Infamy seems to wear off over time

Maybe I didn't see much because I tend to avoid media most of the time, but Pearl Harbor Day seemed to come and go without more than a murmur.

I'm as bad as anyone. Caught up in the surprise attacks and extended campaigns of my own life I gave little thought to the Japanese attack more than 70 years ago that finally pushed the United States into World War II. As the Second World War appears to have solved fewer and fewer issues that plague us today, that great conflict between Good and Evil, as magnificent as it was, becomes a symbol of the frustrating endlessness and brutal human cost of that conflict.

We didn't even defeat the Fascists. They just rebranded, regrouped and took over the finance industry. They learned to be more subtle and play a longer game in their quest for world domination and discriminatory prosperity.

The dissipation of infamy happened suddenly in just a couple of years. The usual outlets that howl about exalting all things military shift their focus to the imaginary War on Christmas. The compression of the holiday season that follows a late Thanksgiving leaves little attention for remembrance of an inspiring defeat suffered before the midpoint of the previous century. Pearl Harbor Day suffers the fate of all children with birthdays in December. For years it was early enough to preserve its own little bubble of solemnity, but the accumulation of newer crises and the pressures of modern life have finally overtaken it.

We will never forget entirely. I'm not even saying that the degree to which we've forgotten already is entirely bad.

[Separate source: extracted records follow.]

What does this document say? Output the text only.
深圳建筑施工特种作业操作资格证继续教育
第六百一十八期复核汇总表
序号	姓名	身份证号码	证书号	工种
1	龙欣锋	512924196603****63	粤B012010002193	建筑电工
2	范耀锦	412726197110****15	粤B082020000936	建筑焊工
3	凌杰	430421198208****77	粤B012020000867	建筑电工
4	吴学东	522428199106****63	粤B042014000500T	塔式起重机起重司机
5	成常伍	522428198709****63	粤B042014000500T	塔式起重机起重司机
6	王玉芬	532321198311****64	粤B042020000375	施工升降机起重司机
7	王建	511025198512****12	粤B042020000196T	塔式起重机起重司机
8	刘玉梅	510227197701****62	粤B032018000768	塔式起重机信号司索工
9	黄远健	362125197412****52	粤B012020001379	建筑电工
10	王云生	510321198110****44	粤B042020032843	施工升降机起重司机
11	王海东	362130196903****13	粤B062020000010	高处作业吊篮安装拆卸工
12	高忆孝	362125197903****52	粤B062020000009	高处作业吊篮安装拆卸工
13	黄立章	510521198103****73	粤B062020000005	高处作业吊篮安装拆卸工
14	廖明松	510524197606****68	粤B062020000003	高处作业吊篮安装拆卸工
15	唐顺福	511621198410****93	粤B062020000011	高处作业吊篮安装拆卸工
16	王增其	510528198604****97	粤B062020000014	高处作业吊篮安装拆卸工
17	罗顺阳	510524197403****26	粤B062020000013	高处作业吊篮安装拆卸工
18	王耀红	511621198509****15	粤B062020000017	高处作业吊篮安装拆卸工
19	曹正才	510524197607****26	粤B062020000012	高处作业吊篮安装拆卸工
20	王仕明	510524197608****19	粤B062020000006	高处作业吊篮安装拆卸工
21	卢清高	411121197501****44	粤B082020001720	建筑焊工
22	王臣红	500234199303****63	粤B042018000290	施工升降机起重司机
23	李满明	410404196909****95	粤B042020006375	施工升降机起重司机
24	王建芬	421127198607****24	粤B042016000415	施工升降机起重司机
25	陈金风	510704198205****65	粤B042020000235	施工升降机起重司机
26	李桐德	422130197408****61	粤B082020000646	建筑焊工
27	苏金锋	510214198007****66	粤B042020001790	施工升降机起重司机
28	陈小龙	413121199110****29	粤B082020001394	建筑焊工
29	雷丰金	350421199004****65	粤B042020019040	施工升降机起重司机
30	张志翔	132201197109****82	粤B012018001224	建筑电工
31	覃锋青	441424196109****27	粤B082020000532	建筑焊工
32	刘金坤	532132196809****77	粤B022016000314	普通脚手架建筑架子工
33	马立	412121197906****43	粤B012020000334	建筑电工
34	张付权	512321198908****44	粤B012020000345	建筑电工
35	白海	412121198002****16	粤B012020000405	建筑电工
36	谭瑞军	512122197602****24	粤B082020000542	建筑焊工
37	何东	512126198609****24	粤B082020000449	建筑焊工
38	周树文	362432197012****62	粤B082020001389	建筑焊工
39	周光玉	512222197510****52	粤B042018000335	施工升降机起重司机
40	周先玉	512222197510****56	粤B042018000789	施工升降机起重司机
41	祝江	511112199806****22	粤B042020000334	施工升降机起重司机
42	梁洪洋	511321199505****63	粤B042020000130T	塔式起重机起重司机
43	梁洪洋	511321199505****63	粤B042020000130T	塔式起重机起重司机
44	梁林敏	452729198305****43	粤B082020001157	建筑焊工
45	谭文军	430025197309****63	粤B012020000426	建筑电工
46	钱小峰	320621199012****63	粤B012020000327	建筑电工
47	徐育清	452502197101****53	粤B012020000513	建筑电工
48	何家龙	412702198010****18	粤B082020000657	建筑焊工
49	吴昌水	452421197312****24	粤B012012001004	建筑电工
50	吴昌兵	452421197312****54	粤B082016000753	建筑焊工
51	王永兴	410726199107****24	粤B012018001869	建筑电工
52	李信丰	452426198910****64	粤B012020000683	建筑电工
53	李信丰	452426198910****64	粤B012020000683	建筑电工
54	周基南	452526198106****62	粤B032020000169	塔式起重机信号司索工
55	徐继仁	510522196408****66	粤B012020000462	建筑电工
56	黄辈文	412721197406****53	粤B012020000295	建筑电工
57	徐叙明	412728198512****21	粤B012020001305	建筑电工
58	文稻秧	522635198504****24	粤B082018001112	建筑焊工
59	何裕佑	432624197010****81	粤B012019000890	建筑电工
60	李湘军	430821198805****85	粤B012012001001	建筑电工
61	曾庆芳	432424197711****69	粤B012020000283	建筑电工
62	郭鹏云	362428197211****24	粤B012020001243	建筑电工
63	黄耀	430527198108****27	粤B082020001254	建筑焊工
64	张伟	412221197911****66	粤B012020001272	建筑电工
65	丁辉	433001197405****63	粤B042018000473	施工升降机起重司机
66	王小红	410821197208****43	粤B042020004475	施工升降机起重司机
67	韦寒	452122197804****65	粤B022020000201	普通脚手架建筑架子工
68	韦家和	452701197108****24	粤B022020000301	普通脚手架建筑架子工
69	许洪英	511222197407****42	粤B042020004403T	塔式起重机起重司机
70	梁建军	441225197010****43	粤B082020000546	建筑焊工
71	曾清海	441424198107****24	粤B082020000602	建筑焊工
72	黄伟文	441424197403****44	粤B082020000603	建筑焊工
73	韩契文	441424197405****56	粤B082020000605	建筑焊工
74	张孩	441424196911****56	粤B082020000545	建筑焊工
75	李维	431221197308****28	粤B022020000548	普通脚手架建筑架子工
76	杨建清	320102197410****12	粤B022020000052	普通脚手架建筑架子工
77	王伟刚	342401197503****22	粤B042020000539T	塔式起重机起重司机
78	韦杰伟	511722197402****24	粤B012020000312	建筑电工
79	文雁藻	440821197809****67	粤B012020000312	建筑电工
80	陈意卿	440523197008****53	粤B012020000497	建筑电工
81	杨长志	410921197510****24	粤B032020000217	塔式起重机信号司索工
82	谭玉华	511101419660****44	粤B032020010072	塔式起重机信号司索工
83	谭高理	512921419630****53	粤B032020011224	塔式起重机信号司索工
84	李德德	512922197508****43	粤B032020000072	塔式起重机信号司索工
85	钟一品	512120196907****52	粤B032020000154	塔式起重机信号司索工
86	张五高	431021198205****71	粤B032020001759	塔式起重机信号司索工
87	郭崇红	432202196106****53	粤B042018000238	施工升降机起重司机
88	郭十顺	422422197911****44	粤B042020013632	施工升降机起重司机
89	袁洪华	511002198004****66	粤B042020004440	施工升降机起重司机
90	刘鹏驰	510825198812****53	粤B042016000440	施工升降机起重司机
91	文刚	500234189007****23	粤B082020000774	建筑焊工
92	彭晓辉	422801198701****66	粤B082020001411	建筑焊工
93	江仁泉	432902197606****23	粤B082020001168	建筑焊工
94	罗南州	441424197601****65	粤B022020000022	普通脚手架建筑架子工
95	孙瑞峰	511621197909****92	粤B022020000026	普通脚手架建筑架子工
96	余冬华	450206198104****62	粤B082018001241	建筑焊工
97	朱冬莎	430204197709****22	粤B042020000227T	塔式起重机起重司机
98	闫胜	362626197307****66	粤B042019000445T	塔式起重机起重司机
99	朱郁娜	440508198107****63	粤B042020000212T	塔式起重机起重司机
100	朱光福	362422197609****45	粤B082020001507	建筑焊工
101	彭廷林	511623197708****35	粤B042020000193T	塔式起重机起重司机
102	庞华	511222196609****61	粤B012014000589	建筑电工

Conflicts that occurred between people now mostly dead over political and economic issues that should never have led to war only deserve so much reverence before you have to shake your head and look at the whole shooting match as a waste of many things. It had to be done, but only because of events that precipitated it based on things that should never have been done.

Pull back far enough and Earth is a tiny dot in cosmic blackness, populated by microscopic beings who will destroy each other and the whole place, attempting to rule it. It looks large and invulnerable to us here in the roughness of its crust. We abuse each other mercilessly as we try to shape the illusion to please ourselves.